| Starting Monthly Salary | Number of Graduates |
|---|---|
| 1,001 - 1,400 | 1 |
| 1,401 - 1,800 | 11 |
| 1,801 - 2,200 | 14 |
| 2,201 - 2,600 | 38 |
| 2,601 - 3,000 | 36 |
| Total | 100 |
What I have done, is averaged out each value in Monthly Salary column and continuing from there by calculating the deviation at the end
Calculating all 100 of these values is tedious:
(1001 + 1400) / 2 = 1200.50
(1401 + 1800) / 2 = 1600.50
(1401 + 1800) / 2 = 1600.50
(1401 + 1800) / 2 = 1600.50
Continued for all 100 values to the calculate the deviation for each...
Then calculating the standard deviation with σ=√((Σ(x-µ)^2)/2).
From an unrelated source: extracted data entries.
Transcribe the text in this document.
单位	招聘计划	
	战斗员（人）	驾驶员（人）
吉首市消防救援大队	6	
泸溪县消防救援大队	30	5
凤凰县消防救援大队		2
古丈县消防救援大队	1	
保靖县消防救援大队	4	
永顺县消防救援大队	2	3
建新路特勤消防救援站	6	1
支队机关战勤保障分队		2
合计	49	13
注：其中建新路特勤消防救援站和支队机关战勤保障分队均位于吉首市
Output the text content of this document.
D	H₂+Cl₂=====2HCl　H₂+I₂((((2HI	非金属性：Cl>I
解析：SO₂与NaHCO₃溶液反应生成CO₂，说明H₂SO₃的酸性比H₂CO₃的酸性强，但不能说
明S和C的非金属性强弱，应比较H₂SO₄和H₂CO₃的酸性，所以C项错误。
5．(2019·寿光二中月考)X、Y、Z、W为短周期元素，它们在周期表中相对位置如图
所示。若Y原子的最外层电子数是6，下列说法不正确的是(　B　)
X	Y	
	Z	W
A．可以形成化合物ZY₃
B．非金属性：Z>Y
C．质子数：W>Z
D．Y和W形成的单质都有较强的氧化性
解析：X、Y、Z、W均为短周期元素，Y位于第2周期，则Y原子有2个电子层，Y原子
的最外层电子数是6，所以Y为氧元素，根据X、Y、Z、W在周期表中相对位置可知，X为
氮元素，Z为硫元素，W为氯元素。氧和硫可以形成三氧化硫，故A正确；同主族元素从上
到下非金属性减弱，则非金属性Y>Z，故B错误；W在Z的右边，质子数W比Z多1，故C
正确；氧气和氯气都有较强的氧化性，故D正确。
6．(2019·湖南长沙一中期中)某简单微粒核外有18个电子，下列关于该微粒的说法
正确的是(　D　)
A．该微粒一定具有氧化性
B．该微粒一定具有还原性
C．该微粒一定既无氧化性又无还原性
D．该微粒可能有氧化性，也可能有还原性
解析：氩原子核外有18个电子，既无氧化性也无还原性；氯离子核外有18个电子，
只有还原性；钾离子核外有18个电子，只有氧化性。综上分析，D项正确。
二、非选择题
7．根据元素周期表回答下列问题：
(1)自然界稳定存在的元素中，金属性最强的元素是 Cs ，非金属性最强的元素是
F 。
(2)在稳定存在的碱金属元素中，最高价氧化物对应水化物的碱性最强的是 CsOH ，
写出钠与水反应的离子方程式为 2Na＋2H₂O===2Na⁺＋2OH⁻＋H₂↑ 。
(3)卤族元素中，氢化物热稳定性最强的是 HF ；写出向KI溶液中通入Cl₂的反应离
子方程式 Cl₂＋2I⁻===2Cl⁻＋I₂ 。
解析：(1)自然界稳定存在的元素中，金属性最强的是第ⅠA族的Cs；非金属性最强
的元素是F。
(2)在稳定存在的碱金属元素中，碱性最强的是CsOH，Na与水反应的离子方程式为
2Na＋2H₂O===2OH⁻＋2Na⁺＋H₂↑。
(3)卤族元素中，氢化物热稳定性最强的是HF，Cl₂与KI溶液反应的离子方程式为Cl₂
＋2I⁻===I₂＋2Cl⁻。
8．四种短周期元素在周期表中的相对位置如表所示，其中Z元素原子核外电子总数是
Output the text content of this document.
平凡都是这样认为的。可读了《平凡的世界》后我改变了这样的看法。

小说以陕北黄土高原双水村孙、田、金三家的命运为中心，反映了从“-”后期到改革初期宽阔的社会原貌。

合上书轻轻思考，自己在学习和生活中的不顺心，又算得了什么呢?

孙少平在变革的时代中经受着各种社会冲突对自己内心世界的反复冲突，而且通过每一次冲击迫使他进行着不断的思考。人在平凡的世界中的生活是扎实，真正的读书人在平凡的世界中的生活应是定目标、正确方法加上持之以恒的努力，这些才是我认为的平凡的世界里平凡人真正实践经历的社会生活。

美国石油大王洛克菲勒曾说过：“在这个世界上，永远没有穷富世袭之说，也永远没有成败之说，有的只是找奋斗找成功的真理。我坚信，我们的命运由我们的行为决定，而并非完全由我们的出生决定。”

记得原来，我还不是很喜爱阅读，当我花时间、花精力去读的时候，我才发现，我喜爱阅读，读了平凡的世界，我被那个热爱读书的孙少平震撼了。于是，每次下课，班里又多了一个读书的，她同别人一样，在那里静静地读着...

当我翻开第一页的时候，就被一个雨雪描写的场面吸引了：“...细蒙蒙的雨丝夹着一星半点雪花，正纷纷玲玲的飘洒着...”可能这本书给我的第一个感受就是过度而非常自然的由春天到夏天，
This formula once everything has been entered in will look really nasty. Is there an easier (or cleaner) solution to finding the (approximate) standard deviation of the monthly starting salaries above?
Your grouped data have midpoints $m_i$ with respective frequencies $f_i.$
The sample mean is approximately $A =\bar X = \frac 1n\sum_{i=1}^5 f_im_i =2388,$ where $n = \sum_{i=1}^5 f_i = 100.$ Using R as a calculator:
The sample variance $S^2 \approx \sum_{i=1}^5 \frac{1}{n-1}f_i(m_i-\bar X)^2 =166\,319.2$ and the sample standard deviation is $S =\sqrt{S^2} = 407.82.$
If you are using some kind of spreadsheet, there might be a built-in function for finding the mean and variance of a column of $n = 100$ numbers. If so, you could find exact values of the sample mean and standard deviation. (Some information is lost when data are put into groups and summarized.)